Monday, June 15, 2015

Book 23 of 52: "Junkyard Planet" by Adam Minter


When I picked up Junkyard Planet, a book with a bright cover showing a huge heap of garbage (see the image above), I was expecting to find a doom-and-gloom depressing story about how we are creating far too much garbage, our current lifestyle is unsustainable, and how our world is basically going to fall apart in the near future because of our current practices.

I was pleasantly surprised to discover that this book is nothing like what I expected.

Instead of focusing on doom and gloom, Junkyard Planet is written from the first-person observations of Adam Minter, a man who grew up in a junkyard (his father owned a local scrapyard in Minneapolis, Minnesota).  Adam talks about how the junk trade, once a small and local process, has been profoundly affected by the process of globalization.  It's too expensive here in America to recycle anything - but all of that garbage has a ton of value overseas.

America shreds and stores its trash, from paper to old automobiles to thrown-away Christmas lights, and sends these bales of recycling over to China in returning shipping containers (that once brought Chinese-made goods to our shores).  In China, where the labor is cheap, these items are broken back down into their components, mostly metal - and then turned into new items to be sold to America.

The recycling trade is vast, extensive, cutthroat, and always balanced on a knife's edge.  Even tiny shifts in the prices of commodities can make - or break - a trade.  And there's always competition for the rich resources of America; Chinese traders will cut each other's deals to the bone to be the one who walks away with a shipping container, often containing hundreds of thousands of dollars of raw metal.

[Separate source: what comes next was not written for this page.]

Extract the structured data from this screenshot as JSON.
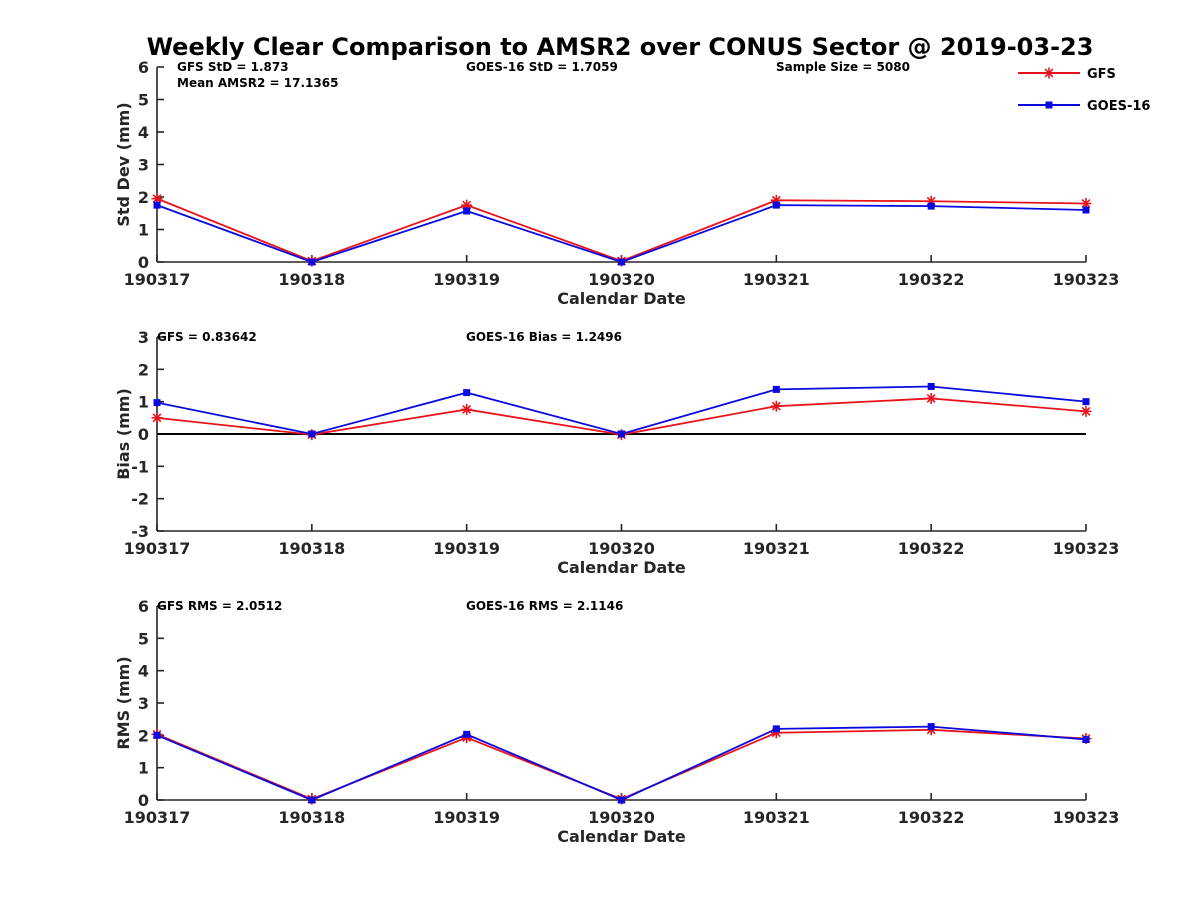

The recycling trade is, by no means, clean.  Especially in developing countries, there's an abysmal lack of safety regulations, and many people develop diseases or die early because of their exposure to heavy metals or breathing in of toxic fumes.  Yet still, these recycling jobs often pay more than anything else, by huge margins.

It takes nearly 1,000 tons of gold ore from a mine to harvest one ton of gold.  But that same one ton of gold can be harvested from merely 41 tons of cell phones and other electronic devices, where gold is used for circuit board connections.  There is huge wealth, almost all of which is extracted in one way or another.

It's not a clean or environmentally friendly process - but nearly everything is recycled, in one form or another.

Time to read: About a week, in chapters here and there, mostly before bed.